Он не извиняется. Изана не умеет. Но сейчас он стоит перед тобой — без защиты, без власти, без гордости.
— Уйдёшь — я пойму. Но если останешься... я попробую. По-настоящему.
Шиничиро
Ты сидишь напротив. Его руки на коленях, он слушает, как всегда, терпеливо. Но ты уже не можешь молчать:
— Ты никогда не понимал меня.
Шиничиро медленно моргает, и на его лице появляется лёгкое, почти печальное выражение. Он не удивлён. Он ждал, может, даже знал.
— Прости.
Он говорит это первым. Не пытается оправдаться. Не перебивает.
— Я думал... если просто буду рядом, если буду делать всё, что в моих силах — этого хватит. Что забота и любовь — это всё, что тебе нужно.
Он тяжело вздыхает.
— Но это я всегда пытался спасти кого-то. Брат, друзья, ты. Я всё время думал, что нужно решать, чинить, тащить.
Шиничиро смотрит на тебя мягко. И искренне.
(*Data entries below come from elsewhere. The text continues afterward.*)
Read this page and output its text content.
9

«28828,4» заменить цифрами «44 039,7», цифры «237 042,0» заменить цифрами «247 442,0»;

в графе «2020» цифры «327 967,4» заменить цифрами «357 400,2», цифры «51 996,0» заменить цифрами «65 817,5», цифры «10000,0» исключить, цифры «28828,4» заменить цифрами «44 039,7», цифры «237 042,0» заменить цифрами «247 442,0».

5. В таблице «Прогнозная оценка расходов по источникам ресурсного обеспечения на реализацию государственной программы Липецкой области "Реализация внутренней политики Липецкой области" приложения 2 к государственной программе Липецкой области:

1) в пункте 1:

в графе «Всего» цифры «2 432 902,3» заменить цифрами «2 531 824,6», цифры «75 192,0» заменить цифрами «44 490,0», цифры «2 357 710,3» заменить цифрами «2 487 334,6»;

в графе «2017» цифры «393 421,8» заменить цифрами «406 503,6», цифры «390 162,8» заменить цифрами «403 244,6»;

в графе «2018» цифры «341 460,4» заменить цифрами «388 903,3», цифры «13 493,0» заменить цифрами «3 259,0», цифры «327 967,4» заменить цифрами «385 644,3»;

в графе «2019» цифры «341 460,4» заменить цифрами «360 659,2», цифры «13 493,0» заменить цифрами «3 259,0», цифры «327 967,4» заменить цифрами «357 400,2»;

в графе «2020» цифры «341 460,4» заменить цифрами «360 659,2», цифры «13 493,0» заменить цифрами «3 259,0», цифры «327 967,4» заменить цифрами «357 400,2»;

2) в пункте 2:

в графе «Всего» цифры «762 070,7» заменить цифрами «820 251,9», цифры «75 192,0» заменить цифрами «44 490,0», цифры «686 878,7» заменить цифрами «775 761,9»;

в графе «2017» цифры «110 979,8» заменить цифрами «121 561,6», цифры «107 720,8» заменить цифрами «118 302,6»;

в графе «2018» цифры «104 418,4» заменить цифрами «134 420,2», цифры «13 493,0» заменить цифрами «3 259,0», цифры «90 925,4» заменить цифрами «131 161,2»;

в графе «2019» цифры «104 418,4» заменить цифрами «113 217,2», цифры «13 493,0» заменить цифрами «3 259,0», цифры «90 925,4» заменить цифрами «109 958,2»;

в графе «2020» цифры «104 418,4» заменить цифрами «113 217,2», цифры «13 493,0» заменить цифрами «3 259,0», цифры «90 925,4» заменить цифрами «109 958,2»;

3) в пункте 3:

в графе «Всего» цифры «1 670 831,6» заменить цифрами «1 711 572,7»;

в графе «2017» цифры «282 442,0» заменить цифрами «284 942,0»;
— А ты хотела, чтобы тебя поняли. Не как проблему. Не как хрупкую вещь. А как человека.
Пауза.
— Прости, что упустил самое важное. Я не идеальный. Но я рядом. И если надо — научусь.
Вакаса
Ты стоишь у стены, а он — у окна. Полутень, сигарета в руке. Ты выдыхаешь фразу, будто ставишь точку:
— Ты никогда не понимал меня.
Вакаса чуть поворачивает голову. Он долго смотрит на тебя — внимательно. А потом, вместо привычного спокойствия, в его голосе появляется усталость.
— Ты думаешь, я не хотел?
Он тушит сигарету. Подходит к тебе, медленно, сдержанно.
— Я молчал — да. Я отстранялся — тоже. Но не потому что плевать. А потому что, Т/и, я знаю, как это — быть непонятым. И не хотел лезть в твою душу, если ты сама не звала.
Ты видишь — он не зол. Он не упрекает. Он просто... глубоко устал от недосказанности.
— Может, ты права. Я не понял тебя. Потому что смотрел на тебя, как на сильную. А ты хотела, чтобы в тебе увидели хрупкость.
Он отступает назад, скрещивает руки на груди.
— Так что давай. Скажи мне всё. Сейчас. Без игры в догадки. Я слушаю.
И ты знаешь: он говорит серьёзно. Потому что если он остался — значит, он действительно хочет услышать.